Bitcoin Forum

I read on the wiki that it's a good idea to make a copy of your wallet.dat file and encrypt it somewhere. My question is why bother making a copy and encrypting it? If someone steals your wallet.dat then the copy is useless because you can only spend them once, correct? Is there a way to encrypt the entire system (aside from the virtual machine method I saw posted on this forum) so that the original wallet.dat can never be stolen?

sure.

run it persistently off a TrueCrypt encrypted volume on a thumbdrive.  you'll never let the Bitcoin client touch an unencrypted volume.

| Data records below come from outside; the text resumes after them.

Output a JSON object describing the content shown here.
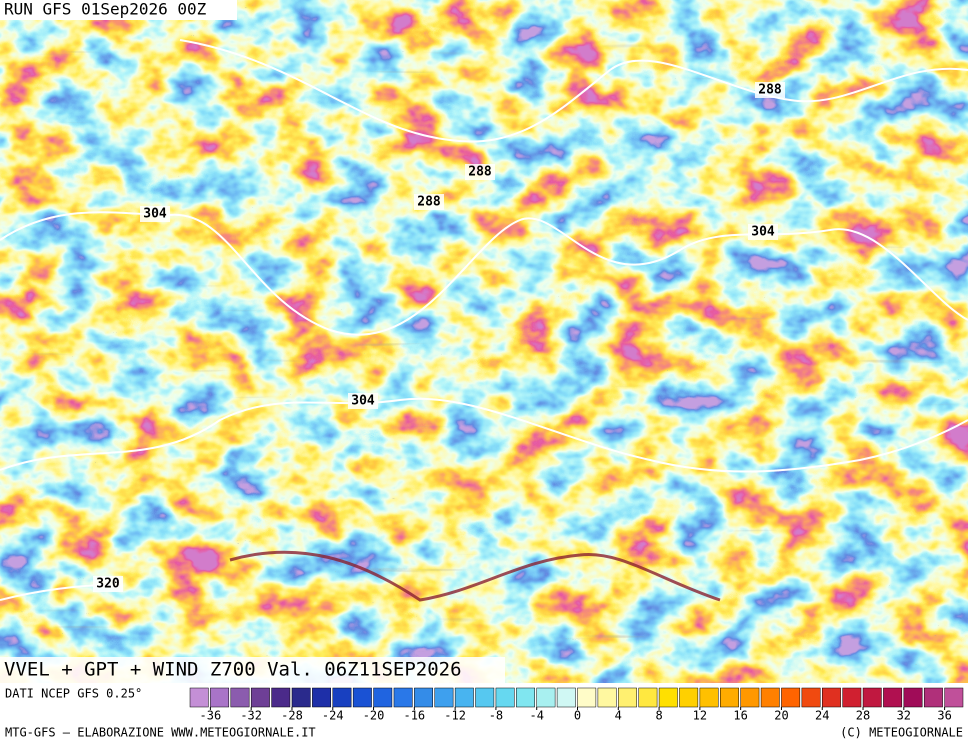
{
  "header": {
    "run": "RUN GFS 01Sep2026 00Z"
  },
  "map": {
    "title": "VVEL + GPT + WIND Z700 Val. 06Z11SEP2026",
    "contour_labels": [
      288,
      288,
      288,
      304,
      304,
      304,
      320
    ]
  },
  "colorbar": {
    "source": "DATI NCEP GFS 0.25°",
    "lim": [
      -38,
      38
    ],
    "ticks": [
      -36,
      -32,
      -28,
      -24,
      -20,
      -16,
      -12,
      -8,
      -4,
      0,
      4,
      8,
      12,
      16,
      20,
      24,
      28,
      32,
      36
    ],
    "colors": [
      "#c48fd6",
      "#a974c8",
      "#8b5cae",
      "#6e3f96",
      "#4b2a8a",
      "#2a2a8c",
      "#1e2fa8",
      "#1840c0",
      "#1a52d4",
      "#2064e0",
      "#2a78e8",
      "#348ce8",
      "#3ea0ee",
      "#48b4f0",
      "#56c8f0",
      "#66d8f0",
      "#80e6f0",
      "#a8f0f0",
      "#d0f8f4",
      "#fffcc8",
      "#fff8a0",
      "#fff070",
      "#ffe840",
      "#ffe000",
      "#ffd000",
      "#ffc000",
      "#ffac00",
      "#ff9800",
      "#ff8000",
      "#ff6400",
      "#f04a10",
      "#e03020",
      "#d02030",
      "#c01840",
      "#b01050",
      "#a00c58",
      "#b0307a",
      "#c0509a"
    ]
  },
  "footer": {
    "left": "MTG-GFS – ELABORAZIONE WWW.METEOGIORNALE.IT",
    "right": "(C) METEOGIORNALE"
  }
}
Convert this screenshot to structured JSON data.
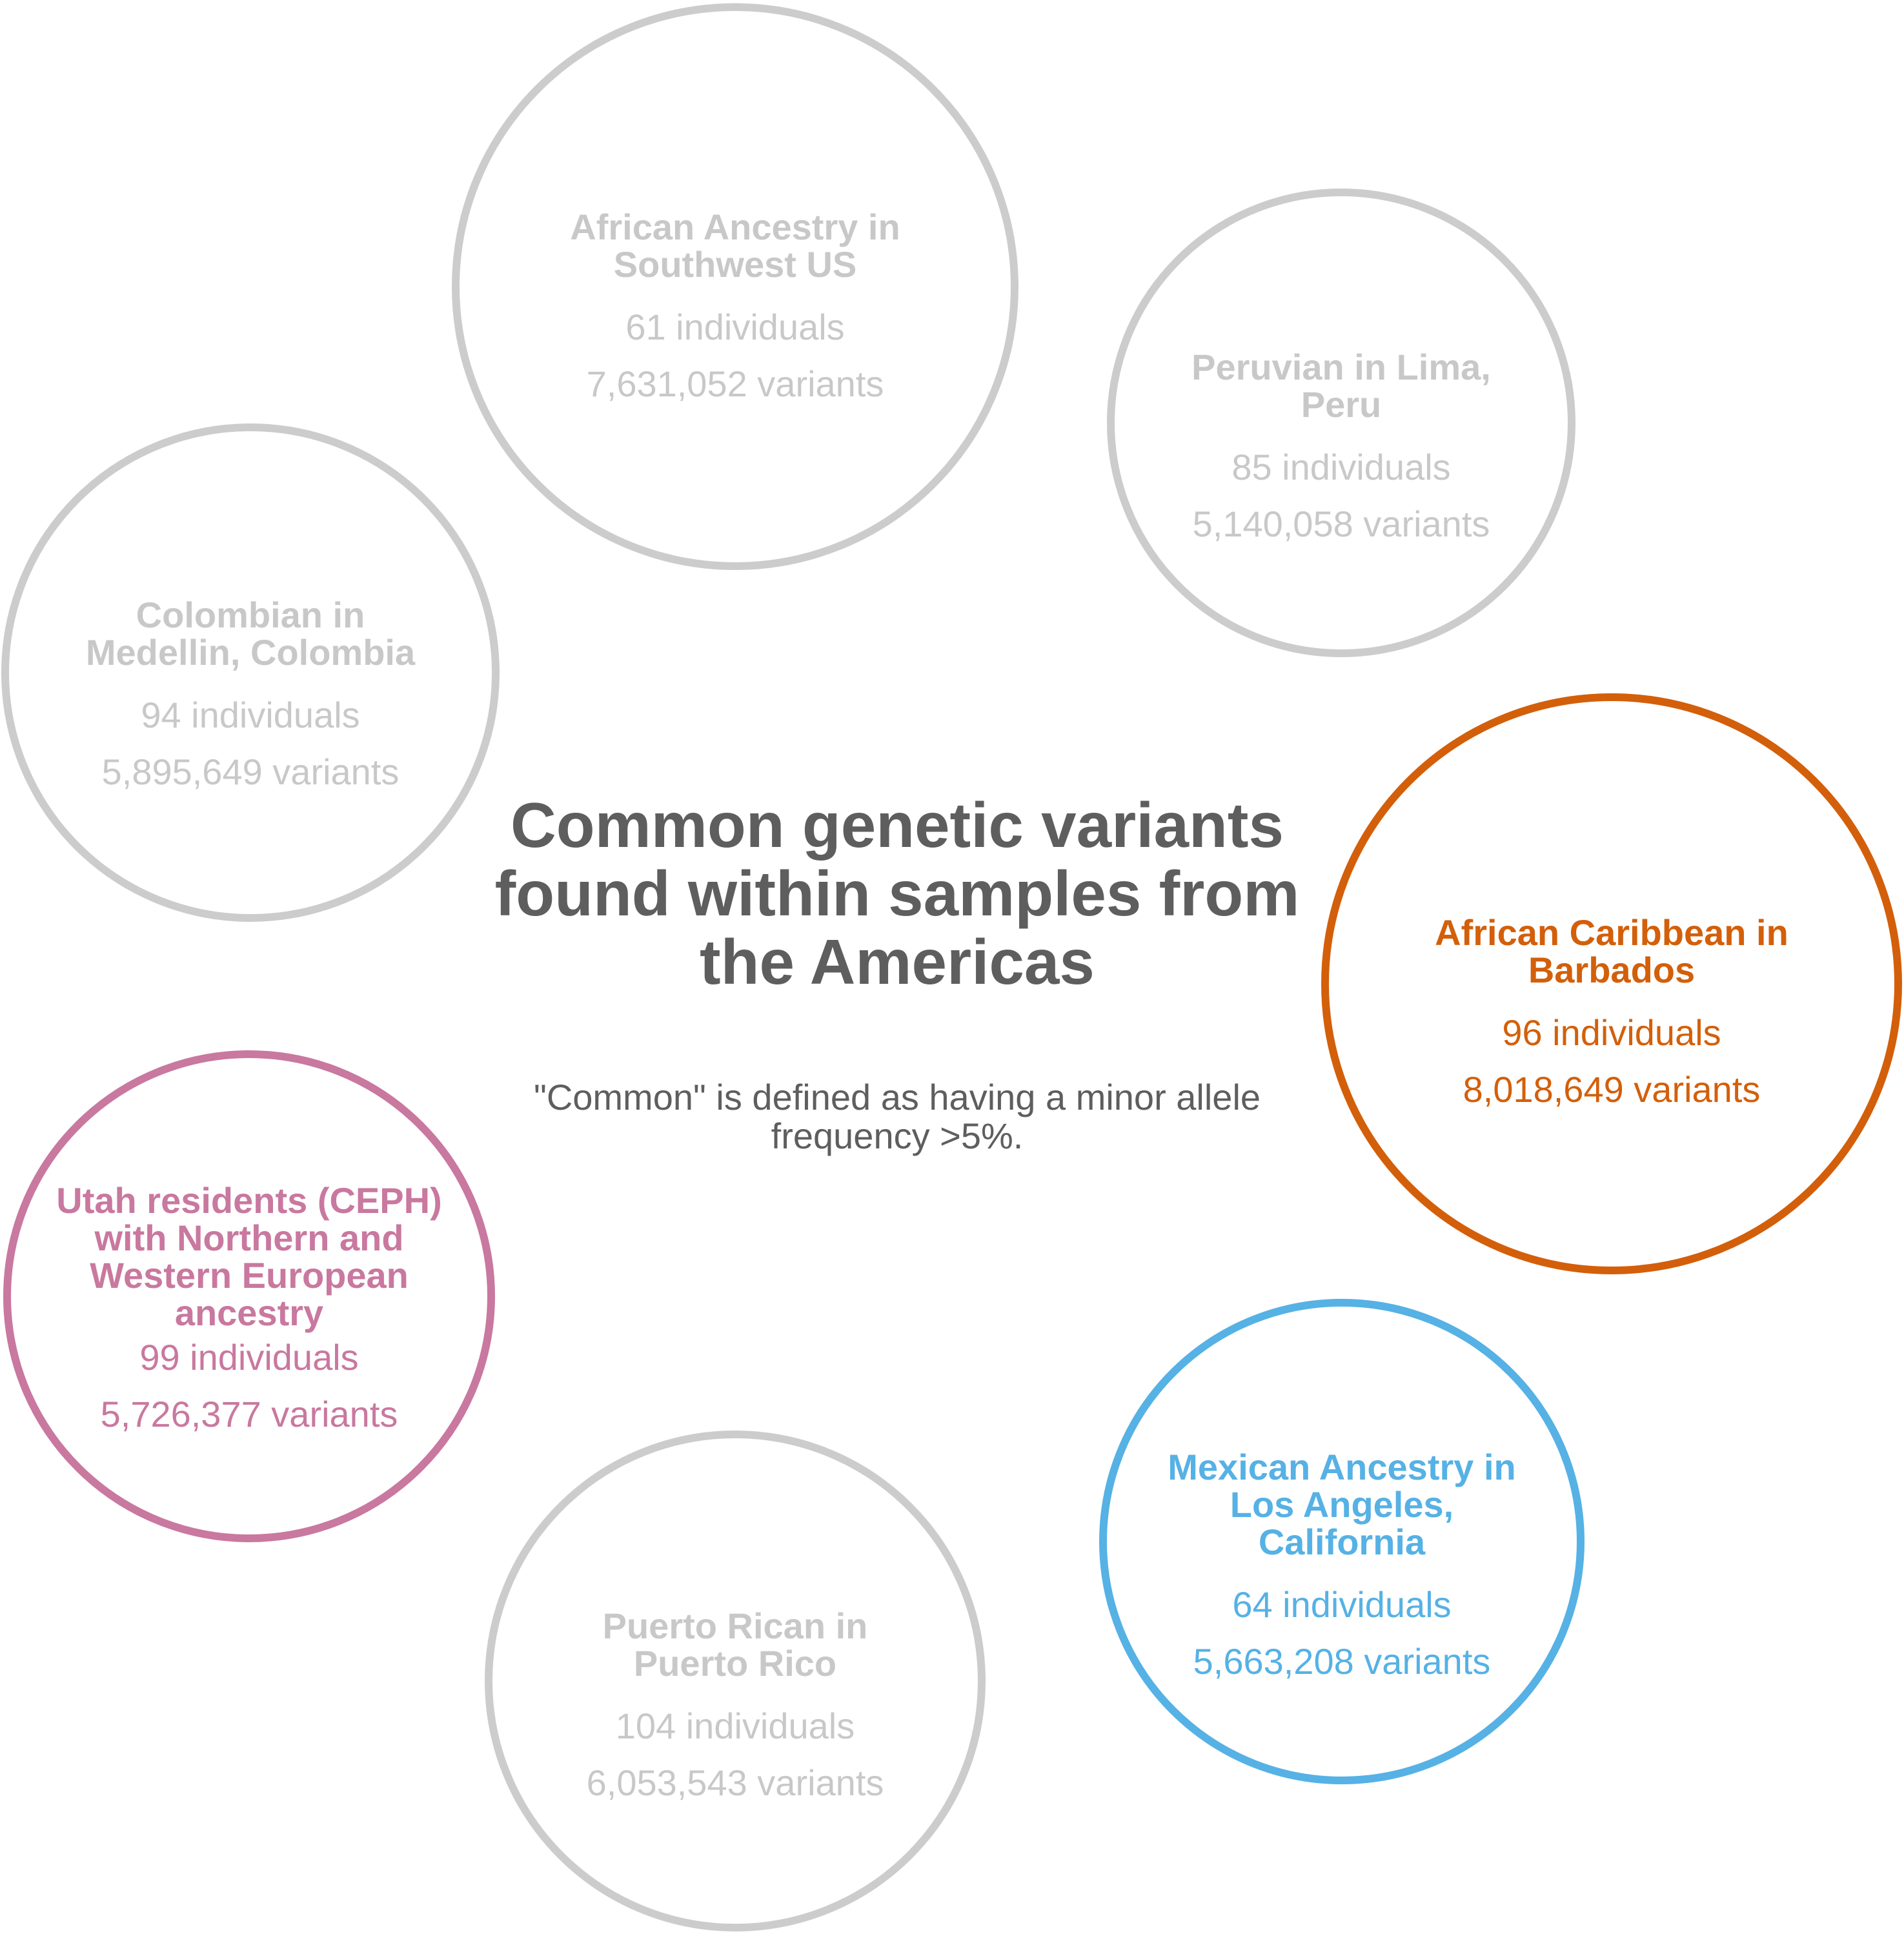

Your wallet consists of keys that let you sign transactions (i.e. spend bitcoins)...your actual bitcoin balance is stored in the block chain.  Making backups protects your ability to sign transactions.  If you open two instances of your wallet simultaneously, those two clients can become momentarily out of sync with each other and opens up a possibility of accidental double spends (though I think the spends would have to be almost simultaneous since the two clients should hear about each others' transactions within a few seconds).  So, it's not a good idea to have multiple instances of your client running concurrently (note: while you could accidentally create a double spend, the network would quickly recognize and discard one of the transactions).

You want to encrypt your wallet backups (use AES-256) just so that if a copy of your wallet fell into the wrong hands, it couldn't be used to create those spend transactions.  You want to keep those encrypted backups hosted somewhere such that if someone stole all the computers in your possession, you won't lose any of your bitcoins (as long as the wallets on those computers were encrypted).